Even as home values have risen in recent decades, the challenge of properly timing one’s home purchase and sale — buying low and selling high — have put a dent in the wealth gains of many homeowners.  

A homeowner’s down payment could be invested elsewhere for higher returns

The money homebuyers dedicate to their homes, which go towards a down payment, property taxes, maintenance, and insurance, could be invested elsewhere if they were renting — potentially for a higher return, Choi says. 

Speaking of a hypothetical homebuyer who put down $100,000 for a down payment, Choi said “that’s a hundred thousand dollars that is now tied up in my home instead of available for me to put in the bank and earn interest or invest in the stock market.” 

Even as home prices rose 5.3% over the 30 years preceding March of this year, for instance, the S&P 500 saw a 9.7% return over the same time span. 

There are risks to homeownership as a recession looms

While there’s no guarantee the stock market will rise in the future either, Choi says investors at least have more access to information to assess the risks of their stock purchases. Stocks are bought and sold often, while an individual home isn’t. This makes it difficult to assess a home’s “financial risks,” Choi says. 

As seen during the Great Recession, these risks can be significant, particularly when home values fall and borrowers become underwater on their mortgages— when a home is worth less than the outstanding mortgage balance. 

If an underwater borrower wanted to sell their home, they’d have to “come up with cash right up front for that difference,” Choi said.
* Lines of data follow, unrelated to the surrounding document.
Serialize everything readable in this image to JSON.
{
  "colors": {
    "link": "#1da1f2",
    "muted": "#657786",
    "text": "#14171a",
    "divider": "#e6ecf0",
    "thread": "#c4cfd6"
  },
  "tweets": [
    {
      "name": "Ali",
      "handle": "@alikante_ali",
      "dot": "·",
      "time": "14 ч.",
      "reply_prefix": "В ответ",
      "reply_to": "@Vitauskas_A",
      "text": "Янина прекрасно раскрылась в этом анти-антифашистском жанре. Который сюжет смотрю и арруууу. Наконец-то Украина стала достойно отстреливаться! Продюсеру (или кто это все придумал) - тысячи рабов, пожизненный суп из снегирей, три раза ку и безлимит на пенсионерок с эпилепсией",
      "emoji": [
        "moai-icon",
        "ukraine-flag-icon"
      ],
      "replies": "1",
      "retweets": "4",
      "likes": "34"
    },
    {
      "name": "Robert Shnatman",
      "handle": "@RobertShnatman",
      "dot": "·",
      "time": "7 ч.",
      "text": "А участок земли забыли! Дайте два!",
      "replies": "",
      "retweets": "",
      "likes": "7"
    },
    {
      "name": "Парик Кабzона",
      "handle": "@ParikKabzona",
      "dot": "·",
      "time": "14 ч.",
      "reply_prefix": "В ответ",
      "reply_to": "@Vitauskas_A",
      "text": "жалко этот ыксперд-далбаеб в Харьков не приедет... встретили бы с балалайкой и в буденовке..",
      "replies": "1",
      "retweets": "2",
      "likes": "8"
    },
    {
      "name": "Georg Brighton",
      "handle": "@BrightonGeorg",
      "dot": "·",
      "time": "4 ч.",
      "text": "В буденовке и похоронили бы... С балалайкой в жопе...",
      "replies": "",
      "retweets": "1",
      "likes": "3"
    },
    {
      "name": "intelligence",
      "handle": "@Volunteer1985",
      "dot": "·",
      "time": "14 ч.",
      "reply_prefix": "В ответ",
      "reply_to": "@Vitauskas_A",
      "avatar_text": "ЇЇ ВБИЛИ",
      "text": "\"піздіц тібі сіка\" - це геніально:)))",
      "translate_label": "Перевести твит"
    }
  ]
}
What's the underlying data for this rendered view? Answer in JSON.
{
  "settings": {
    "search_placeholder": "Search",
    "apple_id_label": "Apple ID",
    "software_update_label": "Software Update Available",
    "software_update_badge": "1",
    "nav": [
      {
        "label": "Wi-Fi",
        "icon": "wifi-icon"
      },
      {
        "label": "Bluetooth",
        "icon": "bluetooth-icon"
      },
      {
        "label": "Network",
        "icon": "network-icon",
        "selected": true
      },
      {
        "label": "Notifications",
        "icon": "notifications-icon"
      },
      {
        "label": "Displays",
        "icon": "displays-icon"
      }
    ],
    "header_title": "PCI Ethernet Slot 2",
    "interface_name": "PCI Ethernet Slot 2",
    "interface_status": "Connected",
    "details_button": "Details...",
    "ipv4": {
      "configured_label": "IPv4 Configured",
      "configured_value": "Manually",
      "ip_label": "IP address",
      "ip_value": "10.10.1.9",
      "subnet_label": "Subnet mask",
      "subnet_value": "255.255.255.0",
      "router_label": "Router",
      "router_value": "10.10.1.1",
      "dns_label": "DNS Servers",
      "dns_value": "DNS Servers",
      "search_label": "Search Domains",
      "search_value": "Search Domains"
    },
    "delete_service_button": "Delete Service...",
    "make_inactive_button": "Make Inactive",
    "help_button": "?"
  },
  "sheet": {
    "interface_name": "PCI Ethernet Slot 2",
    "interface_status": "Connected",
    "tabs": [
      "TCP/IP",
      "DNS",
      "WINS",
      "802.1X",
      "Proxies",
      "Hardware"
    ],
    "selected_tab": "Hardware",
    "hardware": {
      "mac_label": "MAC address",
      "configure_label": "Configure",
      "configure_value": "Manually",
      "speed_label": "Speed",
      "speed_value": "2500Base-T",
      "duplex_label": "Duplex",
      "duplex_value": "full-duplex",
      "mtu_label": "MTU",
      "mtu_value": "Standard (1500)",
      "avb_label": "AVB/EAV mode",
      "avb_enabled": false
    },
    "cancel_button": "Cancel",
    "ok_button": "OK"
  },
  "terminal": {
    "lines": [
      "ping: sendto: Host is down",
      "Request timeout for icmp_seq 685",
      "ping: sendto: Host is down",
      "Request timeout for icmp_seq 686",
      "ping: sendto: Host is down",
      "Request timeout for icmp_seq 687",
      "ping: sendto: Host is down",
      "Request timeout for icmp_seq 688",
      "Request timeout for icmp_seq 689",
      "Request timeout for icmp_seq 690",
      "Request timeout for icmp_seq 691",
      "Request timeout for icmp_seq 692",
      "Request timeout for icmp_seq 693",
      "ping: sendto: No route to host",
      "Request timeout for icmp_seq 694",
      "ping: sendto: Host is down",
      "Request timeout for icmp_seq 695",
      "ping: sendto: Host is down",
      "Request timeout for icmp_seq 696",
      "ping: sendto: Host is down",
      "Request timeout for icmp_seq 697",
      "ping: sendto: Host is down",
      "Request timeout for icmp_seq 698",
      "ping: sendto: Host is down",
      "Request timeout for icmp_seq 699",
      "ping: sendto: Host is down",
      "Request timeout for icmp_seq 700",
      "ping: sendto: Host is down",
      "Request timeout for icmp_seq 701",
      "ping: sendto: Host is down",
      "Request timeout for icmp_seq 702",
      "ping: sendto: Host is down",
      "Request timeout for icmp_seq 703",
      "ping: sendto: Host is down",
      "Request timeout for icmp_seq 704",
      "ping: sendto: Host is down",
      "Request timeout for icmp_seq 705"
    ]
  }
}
And if they can’t afford that, then they might have to pass up on a great job, for example, because “they can’t afford to move.” 

That might not seem like a big deal during normal economic times, but it could become a bigger problem during a recession. 

“If you lose your job, you might get locked into your current home and not be able to move to a new professional opportunity,” Choi said. 

While Choi is a “renter for life,” he acknowledges that for many Americans, owning a home is about more than just the investment itself. People derive a “real psychological pleasure” from knowing that they own the place they live, he says.

That said, Choi says if these feelings “drive up the price” someone is willing to pay for their home, this could make the purchase less valuable — from a purely financial standpoint. And the more people who think this way, the more Choi says competing homebuyers will push prices even higher.

“If people put a lot of value in the idea of owning a home, it’s going to increase the price they’re willing to pay to own the home, and that’s going to make the return going forward to owning the home lower,” he said.

It all depends on your personal goals

Of course, not everyone has enough savings to even consider buying a home. And for those who can, the decision to rent or buy depends on the particular situation of every individual. 

Despite the potential financial benefits, renting has plenty of potential downsides. Renters have to deal with a landlord, have less freedom to renovate their space, can be subjected to large rent hikes, and don’t benefit from rising property values. 

For someone who can afford to buy in one of the country’s most expensive rental markets, for instance, home ownership is likely more financially attractive. And if home values do rise considerably in the decades ahead, owning a home could generate wealth for many Americans . 

But for Choi, the uncertainty of future home values, the risks of homeownership, and the extra costs associated with it make the rent vs. buy decision more complicated than many have painted it out to be.

“It’s not all roses on the side of owning,” he said.